A kneeling archer, one of 160 found in this pit and a standing archer, one of 172, dressed in unarmoured battled costume.
A mid ranking officer wearing double layer flat hat and squared toed shoes and a cavalryman and his horse.
And a general with upward pointing square toed shoes - only 7 have been found throughout the whole site.
We finish our time here with a slightly bizarre filmshow in a 360 degree movie theatre telling the story of Emperor Qin and his tomb. The film was a cross between a kung fu movie and an episode of "Monkey" all filmed in 1979, crackly, a bit blurry and very badly dubbed! But it was worth the 10 minutes at the end of our visit.
Lunch is also included as part of the tour and we are walked to a "local" restaurant and seated on two large tables. The price of the beer is definitely aimed squarely at "tourists" and we end up having to negotiate the price of bottles of beer. Plates and plates of food are deposited on the table with no explanation of what we are eating. At this point Nicole loses her cool as we have been abandoned by the guide and the restaurant staff are inattententive at best. The guide is eventually located and asked to "guide" us - he admits he has never eaten here and is not allowed to do so! He reluctantly returns to the table and explains each dish before scuttling off back outside to wait. Very, very peculiar.
And the toilets were amongst the least fragrant throughout our China stay! |
Location:
Xi'an, Shaanxi, China
day 105 Xian 7 October Fri
Finally we have made it Xian but cant find a taxi to take us to our hotel - the 7 sages. We try to flag several down but none wants to stop. When we finally do get an audience not one wants the fare. We learn later that Western tourists are not well accepted here by taxi drivers, which we find surprising given the "tourist" status of the area and also our street is an area not well liked either. Great! Another secret doorway and we emerge into another beautiful courtyard area and smiles! What a difference a smile can make! It also has the most enormous bathroom we have ever seen! We settle in and then make our way out towards the city walls
We climb the steep stairs and walk along to the cycle depot. The girls toy with a less strenuous form of transport but are eventually persuaded to mount their tandem and off we go! 100 minutes to complete the circuit and the clock is ticking!
. When we make it back to the Cultural Centre we are treated with a drumming and soldiers performance and we stand on the steps away from the masses and watch for a while.

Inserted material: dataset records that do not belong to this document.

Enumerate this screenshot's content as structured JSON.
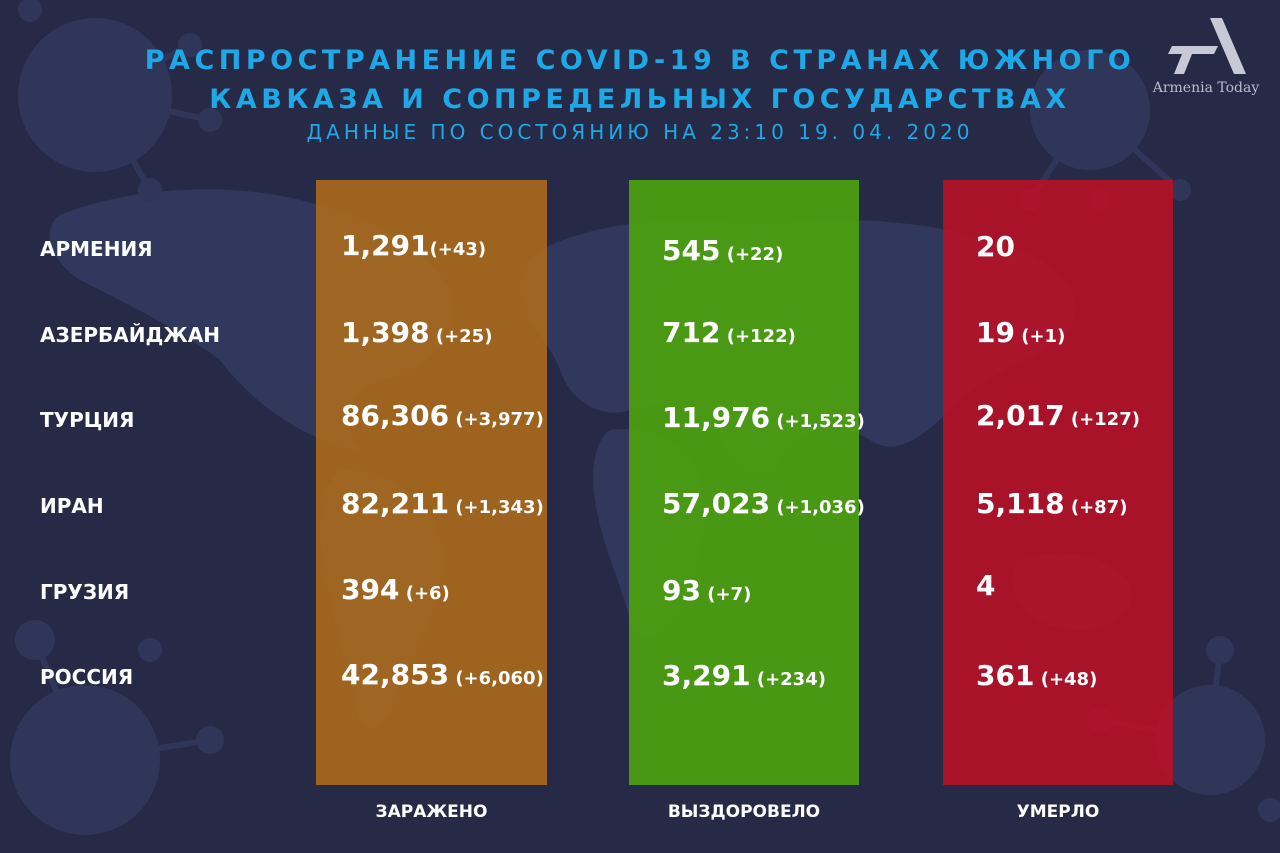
{
  "title_line1": "РАСПРОСТРАНЕНИЕ COVID-19 В СТРАНАХ ЮЖНОГО",
  "title_line2": "КАВКАЗА И СОПРЕДЕЛЬНЫХ ГОСУДАРСТВАХ",
  "subtitle": "ДАННЫЕ ПО СОСТОЯНИЮ НА 23:10  19. 04. 2020",
  "logo_text": "Armenia Today",
  "colors": {
    "background": "#262a47",
    "title": "#1ea8e6",
    "infected": "#b16c18",
    "recovered": "#4ba010",
    "died": "#bc1026"
  },
  "columns": {
    "infected": "ЗАРАЖЕНО",
    "recovered": "ВЫЗДОРОВЕЛО",
    "died": "УМЕРЛО"
  },
  "rows": [
    {
      "country": "АРМЕНИЯ",
      "infected": {
        "value": "1,291",
        "delta": "(+43)"
      },
      "recovered": {
        "value": "545",
        "delta": " (+22)"
      },
      "died": {
        "value": "20",
        "delta": ""
      }
    },
    {
      "country": "АЗЕРБАЙДЖАН",
      "infected": {
        "value": "1,398",
        "delta": " (+25)"
      },
      "recovered": {
        "value": "712",
        "delta": " (+122)"
      },
      "died": {
        "value": "19",
        "delta": " (+1)"
      }
    },
    {
      "country": "ТУРЦИЯ",
      "infected": {
        "value": "86,306",
        "delta": " (+3,977)"
      },
      "recovered": {
        "value": "11,976",
        "delta": " (+1,523)"
      },
      "died": {
        "value": "2,017",
        "delta": " (+127)"
      }
    },
    {
      "country": "ИРАН",
      "infected": {
        "value": "82,211",
        "delta": " (+1,343)"
      },
      "recovered": {
        "value": "57,023",
        "delta": " (+1,036)"
      },
      "died": {
        "value": "5,118",
        "delta": " (+87)"
      }
    },
    {
      "country": "ГРУЗИЯ",
      "infected": {
        "value": "394",
        "delta": " (+6)"
      },
      "recovered": {
        "value": "93",
        "delta": " (+7)"
      },
      "died": {
        "value": "4",
        "delta": ""
      }
    },
    {
      "country": "РОССИЯ",
      "infected": {
        "value": "42,853",
        "delta": " (+6,060)"
      },
      "recovered": {
        "value": "3,291",
        "delta": " (+234)"
      },
      "died": {
        "value": "361",
        "delta": " (+48)"
      }
    }
  ]
}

We wend our way back to the hotel, trying in vain to get a taxi and, much to Rowan's annoyance (her favourite phrase of the moment is "Can we get a taxi?), we stroll through Xian taking in our new surroundings. And yes! This lady was out in the city with her cat so it could watch the fountains in the park opposite - the girls asked!
Another city, another light show - this time complete with water fountains to music which runs every night, supposedly the largest in Asia. It is located at the Big Goose Pagoda which was completed in AD 652 to house Buddhist sutras brought back from India. Quite fun, but a little squished!